In buona sostanza, le condizioni che la natura ci deve offrire perché questo esperimento vada a buon fine sono facilmente raggiungibili: pressione dell'aria alta ma non troppo, calma di vento e una discreta umidità (sul 66%). Poi ci penserà il meteotrone a favorire artificialmente la risalita di aria calda. Ma, per un risultato ottimale, gli scienziati consigliano di piazzare l'attrezzatura in media montagna, sopra i 1100 metri di altitudine, in modo da essere più vicini all'area in cui si generano in natura i cicloni temporaleschi. 

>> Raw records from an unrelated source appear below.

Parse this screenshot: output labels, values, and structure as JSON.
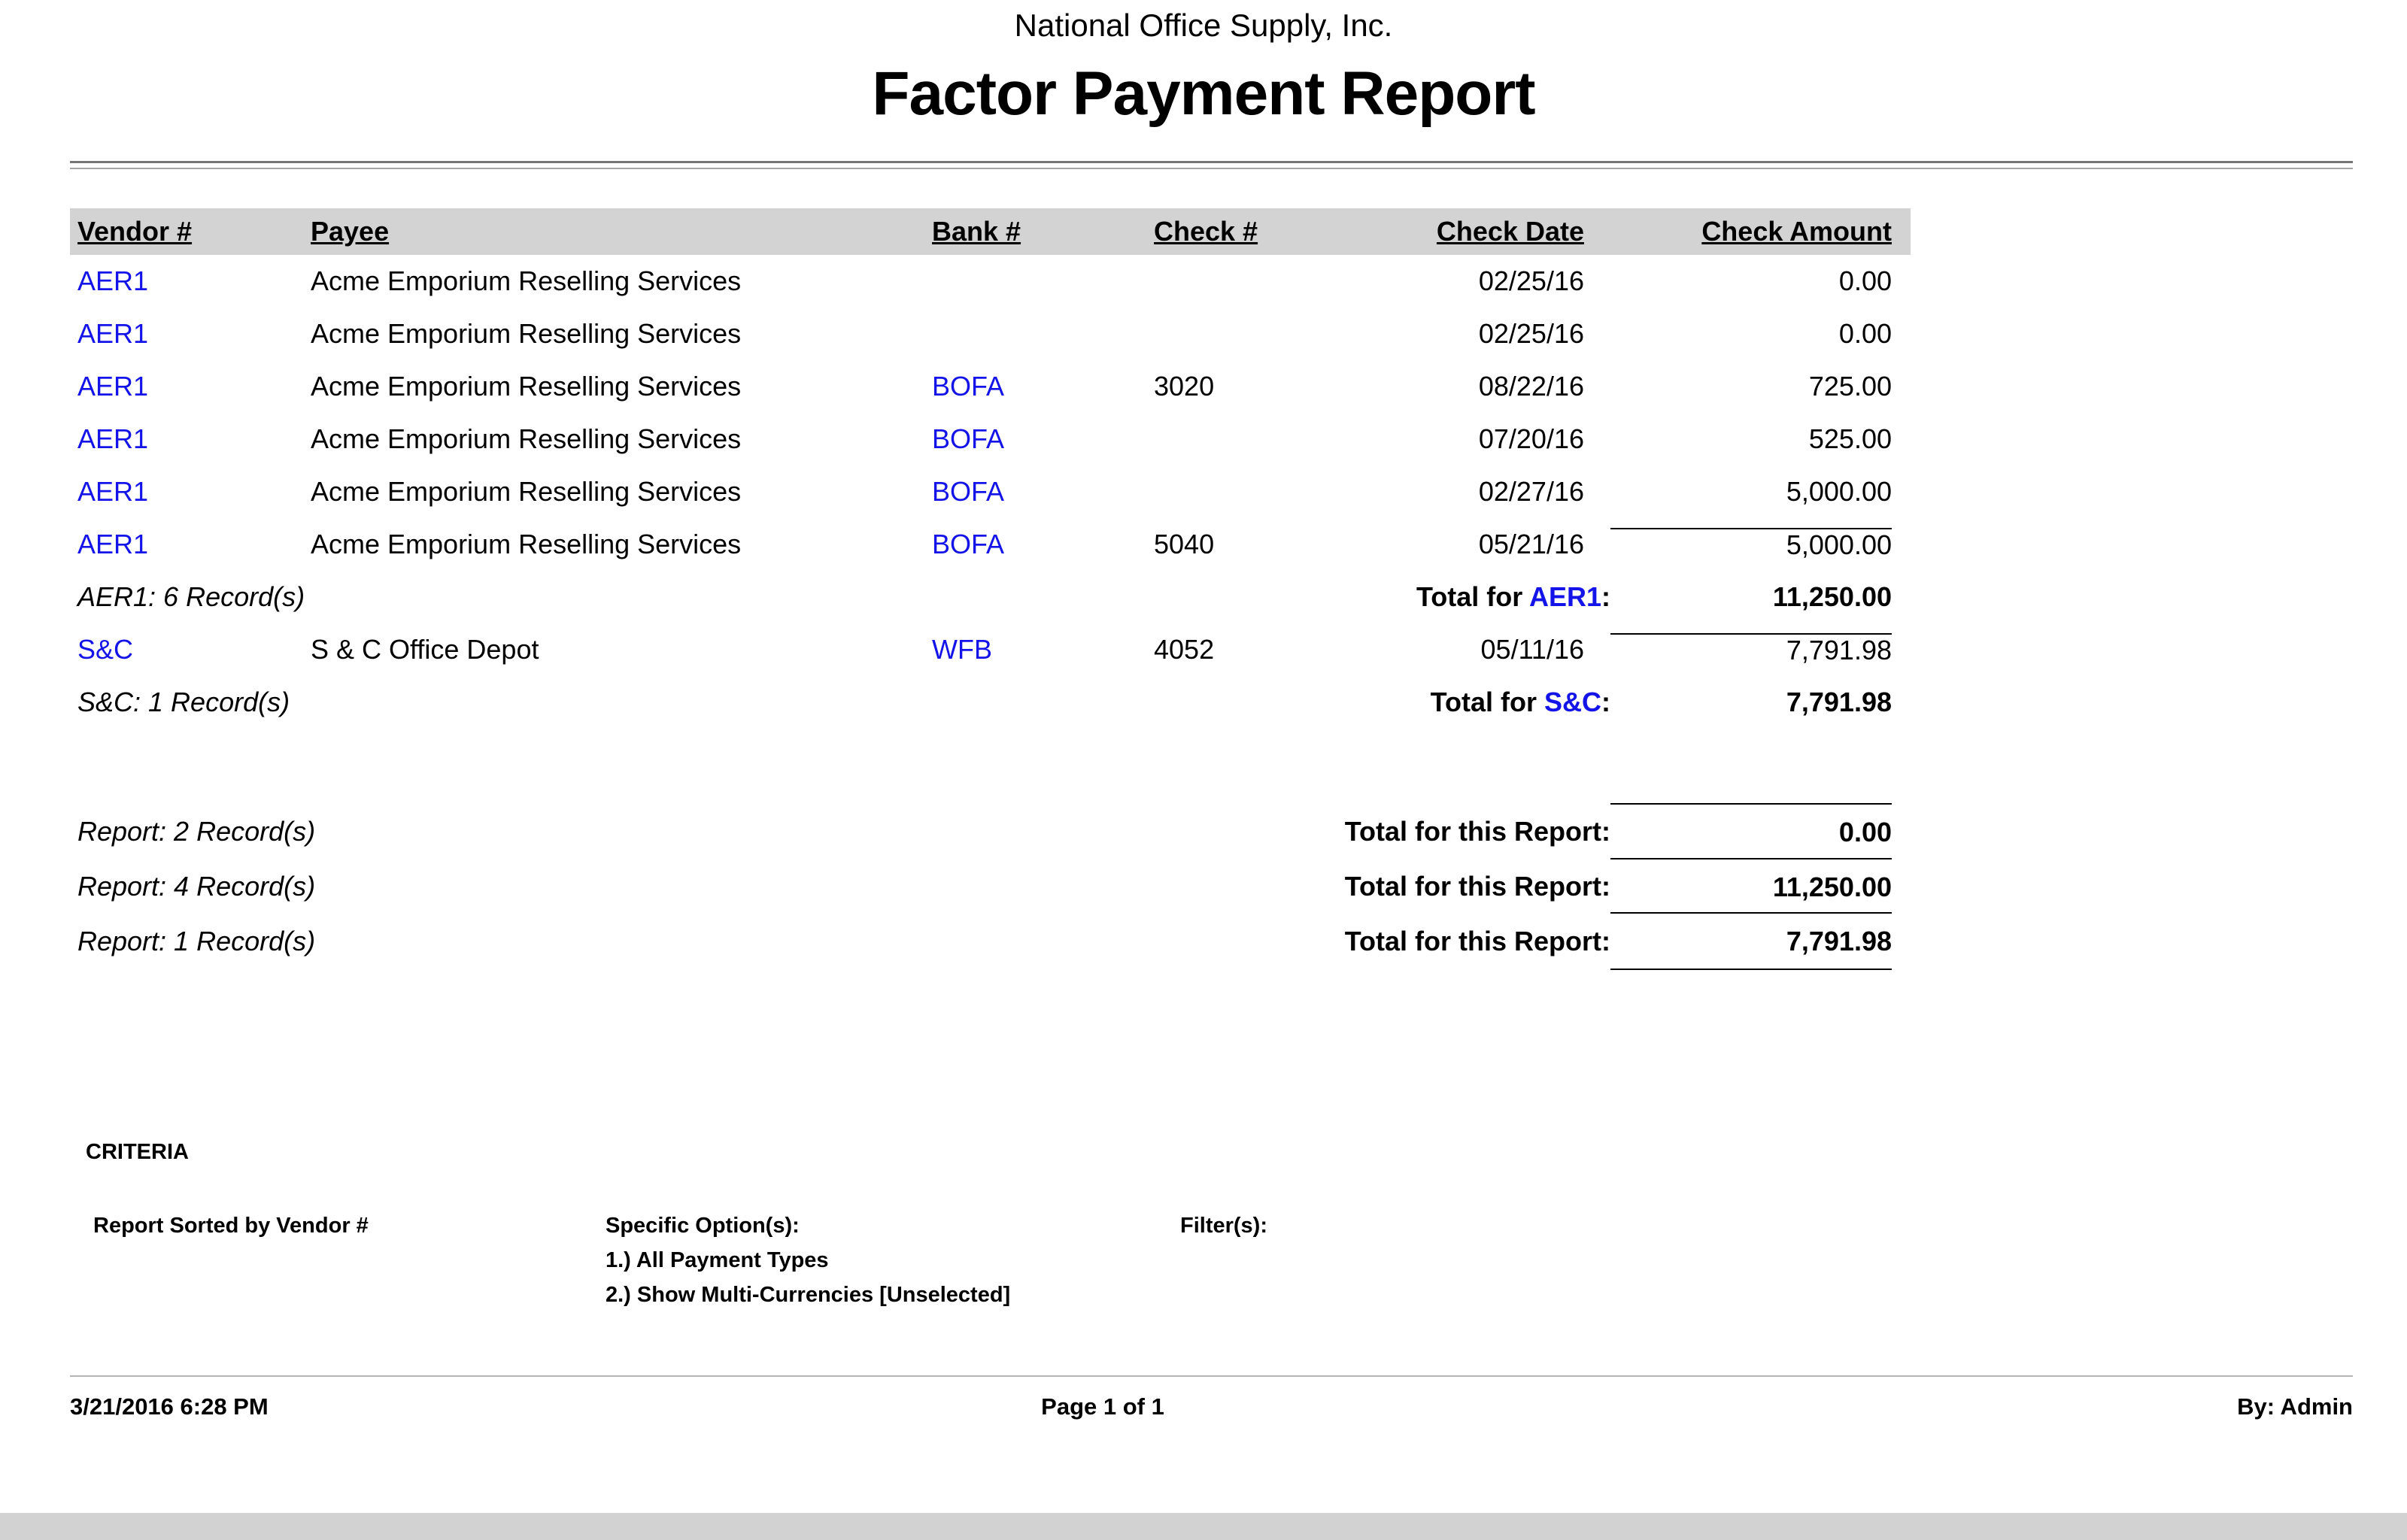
{
  "page": {
    "company": "National Office Supply, Inc.",
    "title": "Factor Payment Report"
  },
  "colors": {
    "link": "#1414e8",
    "band": "#d3d3d3"
  },
  "table": {
    "headers": {
      "vendor": "Vendor #",
      "payee": "Payee",
      "bank": "Bank #",
      "check": "Check #",
      "date": "Check Date",
      "amount": "Check Amount"
    },
    "rows": [
      {
        "vendor": "AER1",
        "payee": "Acme Emporium Reselling Services",
        "bank": "",
        "check": "",
        "date": "02/25/16",
        "amount": "0.00"
      },
      {
        "vendor": "AER1",
        "payee": "Acme Emporium Reselling Services",
        "bank": "",
        "check": "",
        "date": "02/25/16",
        "amount": "0.00"
      },
      {
        "vendor": "AER1",
        "payee": "Acme Emporium Reselling Services",
        "bank": "BOFA",
        "check": "3020",
        "date": "08/22/16",
        "amount": "725.00"
      },
      {
        "vendor": "AER1",
        "payee": "Acme Emporium Reselling Services",
        "bank": "BOFA",
        "check": "",
        "date": "07/20/16",
        "amount": "525.00"
      },
      {
        "vendor": "AER1",
        "payee": "Acme Emporium Reselling Services",
        "bank": "BOFA",
        "check": "",
        "date": "02/27/16",
        "amount": "5,000.00"
      },
      {
        "vendor": "AER1",
        "payee": "Acme Emporium Reselling Services",
        "bank": "BOFA",
        "check": "5040",
        "date": "05/21/16",
        "amount": "5,000.00"
      },
      {
        "vendor": "S&C",
        "payee": "S & C Office Depot",
        "bank": "WFB",
        "check": "4052",
        "date": "05/11/16",
        "amount": "7,791.98"
      }
    ]
  },
  "groups": [
    {
      "summary": "AER1: 6 Record(s)",
      "total_prefix": "Total for ",
      "vendor": "AER1",
      "colon": ":",
      "total": "11,250.00"
    },
    {
      "summary": "S&C: 1 Record(s)",
      "total_prefix": "Total for ",
      "vendor": "S&C",
      "colon": ":",
      "total": "7,791.98"
    }
  ],
  "report_totals": [
    {
      "left": "Report: 2 Record(s)",
      "label": "Total for this Report:",
      "amount": "0.00"
    },
    {
      "left": "Report: 4 Record(s)",
      "label": "Total for this Report:",
      "amount": "11,250.00"
    },
    {
      "left": "Report: 1 Record(s)",
      "label": "Total for this Report:",
      "amount": "7,791.98"
    }
  ],
  "criteria": {
    "heading": "CRITERIA",
    "sorted_by": "Report Sorted by Vendor #",
    "options_label": "Specific Option(s):",
    "option1": "1.) All Payment Types",
    "option2": "2.) Show Multi-Currencies [Unselected]",
    "filters_label": "Filter(s):"
  },
  "footer": {
    "datetime": "3/21/2016 6:28 PM",
    "page": "Page 1 of 1",
    "by": "By: Admin"
  }
}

Attenzione soltanto a un particolare. Tra gli scienziati citati in bibliografia compare anche un certo L. G. Kachurin. Non è uno scienziato qualunque. Fu molto attivo in guerra fredda al servizio dell'URSS. Redasse un documento molto preciso, corredato da illustrazioni, sulle modifiche artificiali del clima. Era il 1978. Lo studio fu intercettato e tradotto dalla CIA. È presente nell'archivio Foia, sebbene sia in parte censurato. Kachurin a noi sembra fosse molto più avanti rispetto a questa tecnologia dei meteotroni. Nell'introduzione del suo saggio accennava a nuove tecniche di modifica della stratosfera, che avrebbero permesso di generare disastri meteorologici capaci di annientare intere popolazioni, e per questo auspicava un accordo internazionale di pace. Purtroppo l'analisi dettagliata di queste tecnologie non è disponibile nell'estratto presente in archivio.

Ci pare a questo punto doveroso aggiungere che la politica dovrà fare buon uso di queste tecnologie, informando adeguatamente la popolazione e assumendosi le responsabilità di eventuali, sempre possibili, errori negli esperimenti. Sembra scontato dire queste cose, ma non lo è.